Create a financial plan that lets you control cash flow – instead of letting it control you.
For the coming year (as in any year) there are three critical questions your financial team should help you answer: How much cash are you going to need? When will you need it? And, how are you going to get it?
Answering these three questions is never easy, but thanks to enhancements of business budgeting software and the increasing sophistication of your financial professionals, achieving this essential task is within the grasp of most entrepreneurs willing to make the investment.
Entrepreneurs of serious growth companies know that it is possible to literally grow your company too fast, such that you outrun your available cash and loan resources. “Sustainable growth” is a calculation monitored by bankers and investors that tells how much a percentage growth in sales a company can sustain year-to-year without serious deterioration in cash balances, or without requiring massive equity capital infusions.

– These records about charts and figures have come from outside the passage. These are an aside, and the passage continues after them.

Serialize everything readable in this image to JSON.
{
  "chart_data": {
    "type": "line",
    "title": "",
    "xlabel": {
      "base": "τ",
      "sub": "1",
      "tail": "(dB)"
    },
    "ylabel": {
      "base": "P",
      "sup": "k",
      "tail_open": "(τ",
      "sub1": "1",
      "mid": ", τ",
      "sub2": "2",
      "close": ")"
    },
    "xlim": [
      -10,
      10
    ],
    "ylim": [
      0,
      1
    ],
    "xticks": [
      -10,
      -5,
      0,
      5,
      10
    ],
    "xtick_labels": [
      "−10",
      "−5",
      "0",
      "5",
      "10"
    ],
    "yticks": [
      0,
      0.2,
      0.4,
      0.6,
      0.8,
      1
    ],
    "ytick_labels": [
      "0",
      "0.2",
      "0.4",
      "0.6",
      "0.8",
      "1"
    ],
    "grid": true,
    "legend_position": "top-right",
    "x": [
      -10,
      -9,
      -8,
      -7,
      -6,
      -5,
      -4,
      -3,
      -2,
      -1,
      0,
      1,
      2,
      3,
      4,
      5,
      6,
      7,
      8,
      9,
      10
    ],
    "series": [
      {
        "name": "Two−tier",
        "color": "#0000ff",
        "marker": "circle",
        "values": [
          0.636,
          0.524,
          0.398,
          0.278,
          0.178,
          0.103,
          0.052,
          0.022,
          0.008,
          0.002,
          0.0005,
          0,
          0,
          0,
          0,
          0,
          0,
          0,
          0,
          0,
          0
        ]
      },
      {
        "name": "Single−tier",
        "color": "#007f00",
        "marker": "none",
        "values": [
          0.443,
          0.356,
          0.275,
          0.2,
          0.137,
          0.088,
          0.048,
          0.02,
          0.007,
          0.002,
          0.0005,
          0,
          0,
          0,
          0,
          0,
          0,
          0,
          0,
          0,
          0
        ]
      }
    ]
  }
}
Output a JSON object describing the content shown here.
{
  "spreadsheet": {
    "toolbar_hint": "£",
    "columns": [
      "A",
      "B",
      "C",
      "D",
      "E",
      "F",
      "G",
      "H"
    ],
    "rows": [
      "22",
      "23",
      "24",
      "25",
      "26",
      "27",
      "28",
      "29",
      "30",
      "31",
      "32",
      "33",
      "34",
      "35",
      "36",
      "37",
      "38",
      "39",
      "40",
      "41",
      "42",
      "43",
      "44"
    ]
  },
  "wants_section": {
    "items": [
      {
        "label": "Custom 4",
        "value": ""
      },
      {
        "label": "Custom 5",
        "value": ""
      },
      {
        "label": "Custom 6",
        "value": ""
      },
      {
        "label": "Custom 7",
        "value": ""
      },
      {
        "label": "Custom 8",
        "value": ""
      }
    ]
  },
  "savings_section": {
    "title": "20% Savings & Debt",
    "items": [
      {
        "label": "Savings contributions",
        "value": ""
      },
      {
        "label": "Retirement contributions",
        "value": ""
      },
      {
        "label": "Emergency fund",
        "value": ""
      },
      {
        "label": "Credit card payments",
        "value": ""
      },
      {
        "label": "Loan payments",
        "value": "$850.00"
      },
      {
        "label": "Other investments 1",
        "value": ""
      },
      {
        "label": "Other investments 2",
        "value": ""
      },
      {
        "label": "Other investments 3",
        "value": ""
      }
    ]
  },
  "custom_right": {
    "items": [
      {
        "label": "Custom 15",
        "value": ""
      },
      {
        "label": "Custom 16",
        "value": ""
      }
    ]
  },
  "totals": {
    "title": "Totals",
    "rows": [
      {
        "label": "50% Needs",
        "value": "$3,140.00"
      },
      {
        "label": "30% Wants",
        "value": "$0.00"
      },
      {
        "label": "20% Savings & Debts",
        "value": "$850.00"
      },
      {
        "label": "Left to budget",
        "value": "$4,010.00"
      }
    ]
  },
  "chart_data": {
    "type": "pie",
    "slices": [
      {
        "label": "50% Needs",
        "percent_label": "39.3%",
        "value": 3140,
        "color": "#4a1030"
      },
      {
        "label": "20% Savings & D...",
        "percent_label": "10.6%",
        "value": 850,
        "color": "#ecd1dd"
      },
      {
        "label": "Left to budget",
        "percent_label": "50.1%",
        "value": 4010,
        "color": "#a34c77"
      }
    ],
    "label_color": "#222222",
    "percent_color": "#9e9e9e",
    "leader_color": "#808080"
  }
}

Savvy fleet managers know that, for example, a million dollar increase in sales in one year might bring $200,000 more to the bottom line in terms of book profits, but virtually zero cash to the table, after you consider the impacts of higher accounts receivable, inventory, and investment in equipment down payments and driver recruitment and training. So, working to “grow yourself some cash” can in fact have the opposite effect.
It is often surprising to me that relatively few companies really have a reliable cash flow forecasting software or system, one that helps them predict the profit & loss statement, the balance sheet, and the cash flow statement, on a rolling basis for 12 months, and then with comparisons to actual results. This is even more surprising when compared against the costs of running out of cash.
When setting your borrowing plans, any banker will tell you that you should ask for more than you think you need, because coming back with a request for more cash is far worse in the eyes of the loan committee, than asking for too much up front.